Marcos encosta o dedo longamente na pasta da sua família para selecioná-la e depois na do Ricardo seguindo de um duplo toque rápido para abir as conexões entre elas.

O artigo fala sobre pesquisas de biotecnologia citando algumas empresas e o nome de um crítico voraz do uso da manipulação genética para produzir novos tipos de organismos. O nome dele e o de uma das empresas estão destacados.

Tocando no nome do homem aparece outro artigo datado de cinco anos antes sobre uma reunião às margens do lago D’Wolf que reuniu grupos de ativistas anti-biotecnologia.

Tocando no nome da empresa surgem dados da bolsa, principais acionistas e, entre eles, está o nome da família de Marcos.

Ricardo está diante dele esperando quando seus olhos se levantam tão consternados quanto aqueles que ele viu minutos antes em Ricardo diante da sua porta.

Será que seus instintos estavam lhe avisando do risco quele ele estava correndo, que tipo de contatos influentes um grupo ativista anti-biotecnologia pode ter? Seria o suficiente para se infiltrarem naquele condomínio e na escola?

As conexões intensas entre as famílias que se transferem são esperadas afinal o mundo deles é pequeno, mas a ligação exclusiva entre as famílias dos dois amigos é muito mais do que preocupante, seria um alarme mesmo que o que as conecta fossem partidas de golfe ou frequentar o mesmo supermercado.

Por que a família D’Wolf não se liga a nenhuma outra? Por que os pais de Ricardo parecem preocupados com a segurança da própria família (se os instintos de RIcardo estiverem corretos)?

“São muitas perguntas sem resposta, Ricardo… O que notei foi simplesmente que tenho me sentido… vigiado e em risco. Isso foi o que notei de fato, mas hoje percebi que tem um aviso de carteira perdida no quadro de avisos no fundo da sala há meses e isso foi como um disjuntor ativado na minha cabeça”

“Não está mais lá, Marcos”

“Hein? Como asim?”

“Ontem eu vasculhei o quadro buscando espaço para colocar um aviso procurando um grupo para fazer observação do céu. Tenho um bom telescópio com espaço para acoplar uma câmera, mas não domino o software que faz o rastreamento… Bem, só tinha espaço ao lado desse aviso, por isso lembro dele. Fiz o meu cartaz para caber naquele espaço e, quando fui afixar minutos depois, não estava mais lá. Tiraram”

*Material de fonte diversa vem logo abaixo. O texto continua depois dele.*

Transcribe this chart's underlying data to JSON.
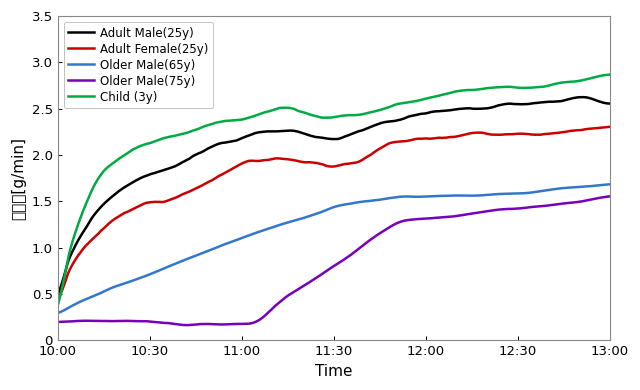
{
  "title": "",
  "xlabel": "Time",
  "ylabel": "発汗率[g/min]",
  "ylim": [
    0,
    3.5
  ],
  "yticks": [
    0,
    0.5,
    1.0,
    1.5,
    2.0,
    2.5,
    3.0,
    3.5
  ],
  "x_labels": [
    "10:00",
    "10:30",
    "11:00",
    "11:30",
    "12:00",
    "12:30",
    "13:00"
  ],
  "series": [
    {
      "label": "Adult Male(25y)",
      "color": "#000000",
      "linewidth": 1.8
    },
    {
      "label": "Adult Female(25y)",
      "color": "#cc0000",
      "linewidth": 1.8
    },
    {
      "label": "Older Male(65y)",
      "color": "#3377cc",
      "linewidth": 1.8
    },
    {
      "label": "Older Male(75y)",
      "color": "#7700bb",
      "linewidth": 1.8
    },
    {
      "label": "Child (3y)",
      "color": "#00aa44",
      "linewidth": 1.8
    }
  ],
  "background_color": "#ffffff",
  "legend_fontsize": 8.5,
  "axis_fontsize": 11,
  "tick_fontsize": 9.5
}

“É melhor não perdermos tempo… Enquanto não sabemos o que isso tudo significa devemos avisar os nossos pais, concorda?”

Marcos faz um movimento com a mão sobre a mesa e abre uma janela com bordas vermelhas e com título “Comunicação Privada” preenchendo rapidamente uma mensagem para seus pais com o assunto “Cuidado” e no corpo apenas o nome do radical e  a palavra Biotecnologia.

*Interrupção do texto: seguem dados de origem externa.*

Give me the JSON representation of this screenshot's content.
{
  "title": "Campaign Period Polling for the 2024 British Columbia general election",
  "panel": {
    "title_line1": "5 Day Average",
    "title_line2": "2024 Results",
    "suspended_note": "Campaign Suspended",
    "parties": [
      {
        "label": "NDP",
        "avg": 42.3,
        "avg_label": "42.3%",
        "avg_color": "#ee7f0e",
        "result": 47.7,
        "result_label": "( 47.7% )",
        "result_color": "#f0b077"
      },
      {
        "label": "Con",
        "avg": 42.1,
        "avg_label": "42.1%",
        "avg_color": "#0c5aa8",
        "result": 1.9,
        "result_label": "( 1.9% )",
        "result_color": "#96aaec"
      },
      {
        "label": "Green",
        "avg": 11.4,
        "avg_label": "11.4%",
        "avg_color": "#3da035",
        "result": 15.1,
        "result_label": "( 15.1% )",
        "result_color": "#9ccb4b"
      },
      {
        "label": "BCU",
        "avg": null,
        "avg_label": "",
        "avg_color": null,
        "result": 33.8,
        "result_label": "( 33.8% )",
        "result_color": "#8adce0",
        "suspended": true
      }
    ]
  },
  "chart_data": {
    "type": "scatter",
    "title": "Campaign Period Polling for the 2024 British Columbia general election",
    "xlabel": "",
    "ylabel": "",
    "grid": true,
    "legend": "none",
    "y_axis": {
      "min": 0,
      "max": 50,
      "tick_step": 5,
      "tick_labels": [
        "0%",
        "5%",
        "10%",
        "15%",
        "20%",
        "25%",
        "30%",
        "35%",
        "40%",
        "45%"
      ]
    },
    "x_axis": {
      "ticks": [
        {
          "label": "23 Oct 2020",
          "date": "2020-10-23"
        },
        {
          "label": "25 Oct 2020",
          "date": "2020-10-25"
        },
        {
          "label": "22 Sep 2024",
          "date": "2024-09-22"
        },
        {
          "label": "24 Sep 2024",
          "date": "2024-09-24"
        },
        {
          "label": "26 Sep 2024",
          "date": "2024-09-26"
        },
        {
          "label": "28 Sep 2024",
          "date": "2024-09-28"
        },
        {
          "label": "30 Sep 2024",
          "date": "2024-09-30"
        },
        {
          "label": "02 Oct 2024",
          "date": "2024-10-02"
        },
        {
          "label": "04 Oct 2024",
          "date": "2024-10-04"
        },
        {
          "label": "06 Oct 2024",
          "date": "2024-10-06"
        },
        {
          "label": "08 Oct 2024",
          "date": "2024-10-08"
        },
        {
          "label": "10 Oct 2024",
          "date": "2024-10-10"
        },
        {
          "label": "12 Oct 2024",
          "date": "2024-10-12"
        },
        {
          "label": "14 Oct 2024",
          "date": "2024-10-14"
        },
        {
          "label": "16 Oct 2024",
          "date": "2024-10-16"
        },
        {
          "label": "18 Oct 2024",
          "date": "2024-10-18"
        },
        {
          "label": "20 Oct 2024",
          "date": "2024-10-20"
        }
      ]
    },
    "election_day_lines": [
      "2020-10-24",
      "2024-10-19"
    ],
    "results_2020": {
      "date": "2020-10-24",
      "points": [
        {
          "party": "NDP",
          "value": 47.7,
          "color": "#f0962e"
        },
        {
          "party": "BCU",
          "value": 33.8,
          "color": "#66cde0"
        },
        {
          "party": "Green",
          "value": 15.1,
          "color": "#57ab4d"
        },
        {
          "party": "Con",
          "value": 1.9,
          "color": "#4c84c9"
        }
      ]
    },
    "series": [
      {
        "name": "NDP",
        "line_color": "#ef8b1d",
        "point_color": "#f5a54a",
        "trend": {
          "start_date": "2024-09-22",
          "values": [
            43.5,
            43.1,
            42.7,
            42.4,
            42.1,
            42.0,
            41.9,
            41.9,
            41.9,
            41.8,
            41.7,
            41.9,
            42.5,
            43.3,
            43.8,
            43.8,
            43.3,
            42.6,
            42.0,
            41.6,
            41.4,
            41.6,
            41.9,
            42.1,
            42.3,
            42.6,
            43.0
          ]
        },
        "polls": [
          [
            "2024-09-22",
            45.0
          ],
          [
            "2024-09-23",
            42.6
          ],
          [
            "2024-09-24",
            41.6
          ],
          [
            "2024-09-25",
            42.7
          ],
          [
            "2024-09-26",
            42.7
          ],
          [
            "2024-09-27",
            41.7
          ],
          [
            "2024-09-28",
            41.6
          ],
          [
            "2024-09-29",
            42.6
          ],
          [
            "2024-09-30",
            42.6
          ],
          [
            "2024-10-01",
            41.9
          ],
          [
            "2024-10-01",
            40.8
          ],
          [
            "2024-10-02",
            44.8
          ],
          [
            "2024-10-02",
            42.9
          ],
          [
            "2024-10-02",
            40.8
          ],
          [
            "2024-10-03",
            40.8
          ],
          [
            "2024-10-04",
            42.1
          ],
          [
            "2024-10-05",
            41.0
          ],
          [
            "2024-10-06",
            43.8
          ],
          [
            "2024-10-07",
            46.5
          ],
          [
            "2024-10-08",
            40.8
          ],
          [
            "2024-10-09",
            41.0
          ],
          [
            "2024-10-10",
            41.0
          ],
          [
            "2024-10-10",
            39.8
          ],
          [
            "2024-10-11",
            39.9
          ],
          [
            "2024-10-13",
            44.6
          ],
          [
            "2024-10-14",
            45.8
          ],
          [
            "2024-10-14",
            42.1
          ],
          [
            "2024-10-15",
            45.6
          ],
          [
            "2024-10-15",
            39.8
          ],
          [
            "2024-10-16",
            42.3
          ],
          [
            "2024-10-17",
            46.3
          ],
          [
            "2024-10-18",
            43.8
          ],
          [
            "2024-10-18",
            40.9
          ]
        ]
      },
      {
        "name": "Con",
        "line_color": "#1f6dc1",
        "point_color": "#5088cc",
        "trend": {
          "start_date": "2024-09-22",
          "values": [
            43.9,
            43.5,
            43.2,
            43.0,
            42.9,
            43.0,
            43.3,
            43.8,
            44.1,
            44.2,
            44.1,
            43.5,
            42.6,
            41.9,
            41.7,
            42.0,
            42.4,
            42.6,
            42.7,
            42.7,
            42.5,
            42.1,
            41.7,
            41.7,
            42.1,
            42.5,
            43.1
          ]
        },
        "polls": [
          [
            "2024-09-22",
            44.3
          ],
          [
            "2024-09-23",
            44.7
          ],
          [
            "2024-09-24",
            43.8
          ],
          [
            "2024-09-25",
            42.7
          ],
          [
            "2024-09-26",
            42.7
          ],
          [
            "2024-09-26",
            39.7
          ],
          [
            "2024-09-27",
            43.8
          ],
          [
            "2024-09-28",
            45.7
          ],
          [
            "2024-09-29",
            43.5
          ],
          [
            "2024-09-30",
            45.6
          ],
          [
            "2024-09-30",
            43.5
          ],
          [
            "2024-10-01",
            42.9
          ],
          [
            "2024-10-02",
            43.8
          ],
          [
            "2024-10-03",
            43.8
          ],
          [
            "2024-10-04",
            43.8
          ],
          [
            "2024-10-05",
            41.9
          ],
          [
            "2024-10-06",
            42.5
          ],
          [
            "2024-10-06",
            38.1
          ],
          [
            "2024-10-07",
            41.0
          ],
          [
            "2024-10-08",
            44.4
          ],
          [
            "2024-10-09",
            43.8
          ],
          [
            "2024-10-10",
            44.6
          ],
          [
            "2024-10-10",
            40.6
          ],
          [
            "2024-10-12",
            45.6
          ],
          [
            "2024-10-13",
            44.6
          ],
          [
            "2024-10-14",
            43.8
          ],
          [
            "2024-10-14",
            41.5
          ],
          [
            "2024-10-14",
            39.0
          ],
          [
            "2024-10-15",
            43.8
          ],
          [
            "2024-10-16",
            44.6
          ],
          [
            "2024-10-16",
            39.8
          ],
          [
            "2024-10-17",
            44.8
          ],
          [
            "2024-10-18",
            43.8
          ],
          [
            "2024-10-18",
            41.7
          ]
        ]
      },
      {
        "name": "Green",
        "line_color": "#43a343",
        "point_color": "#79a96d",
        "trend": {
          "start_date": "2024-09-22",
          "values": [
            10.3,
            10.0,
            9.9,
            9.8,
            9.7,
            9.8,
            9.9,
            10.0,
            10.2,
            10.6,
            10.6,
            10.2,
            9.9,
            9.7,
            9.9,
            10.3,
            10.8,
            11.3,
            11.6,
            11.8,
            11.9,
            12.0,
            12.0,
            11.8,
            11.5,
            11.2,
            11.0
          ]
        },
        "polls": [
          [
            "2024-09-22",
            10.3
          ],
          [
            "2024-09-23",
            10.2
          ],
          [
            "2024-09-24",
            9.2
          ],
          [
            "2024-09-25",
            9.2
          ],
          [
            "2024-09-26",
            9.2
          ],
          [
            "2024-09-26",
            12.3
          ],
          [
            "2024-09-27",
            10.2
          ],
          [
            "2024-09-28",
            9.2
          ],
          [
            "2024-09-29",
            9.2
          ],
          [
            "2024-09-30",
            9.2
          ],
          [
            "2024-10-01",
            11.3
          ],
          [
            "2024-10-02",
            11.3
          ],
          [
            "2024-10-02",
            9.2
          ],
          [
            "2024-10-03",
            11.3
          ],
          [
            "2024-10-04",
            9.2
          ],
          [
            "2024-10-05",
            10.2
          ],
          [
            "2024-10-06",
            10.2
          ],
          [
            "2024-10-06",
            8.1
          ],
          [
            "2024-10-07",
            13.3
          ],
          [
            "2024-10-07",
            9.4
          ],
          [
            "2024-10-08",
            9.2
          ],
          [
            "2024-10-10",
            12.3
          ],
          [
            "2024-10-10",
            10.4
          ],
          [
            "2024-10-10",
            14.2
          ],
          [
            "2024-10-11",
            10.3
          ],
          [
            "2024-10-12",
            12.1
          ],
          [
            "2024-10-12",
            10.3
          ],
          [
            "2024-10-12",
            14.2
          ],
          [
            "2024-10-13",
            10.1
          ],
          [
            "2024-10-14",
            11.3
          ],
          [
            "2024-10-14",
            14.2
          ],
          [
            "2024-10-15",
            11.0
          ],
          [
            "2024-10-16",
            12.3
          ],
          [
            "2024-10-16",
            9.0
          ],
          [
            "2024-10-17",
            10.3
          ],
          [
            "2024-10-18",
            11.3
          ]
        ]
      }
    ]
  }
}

Ricardo vinha observando a janela enquanto Marcos lia os artigos. O vigia estava atrasado alguns minutos.

“Marcos. Temos que sair daqui. Você não acha que existe a possibilidade de estarem atrás de você para chantagear seus pais ou coisa assim?”

Os dois correm em direção à porta dos fundos. Marcos utiliza seu relógio de pulso para desativar todos os alarmes da casa na esperança de não deixar registro da sua saída. Eles terão que driblar as câmeras de segurança do condomínio para o caso delas terem sido invadidas. Pode estar exagerando, mas não tem como saber.

Quando estão chegando à cerca nos fundos escutam uma enorme explosão e, antes que consigam se conscientizar dela, são arremessados por cima da cerca viva pelo deslocamento de ar. A casa de Marcos não existe mais.
A primeira sorte é que eles ficam atordoados e doloridos, mas ainda podem correr. A segunda é que a explosão certamente lhes dará cobertura já que todos os alarmes da vizinhança vão disparar e, quem quer que tenha explodido a casa, pensará que eles estão mortos.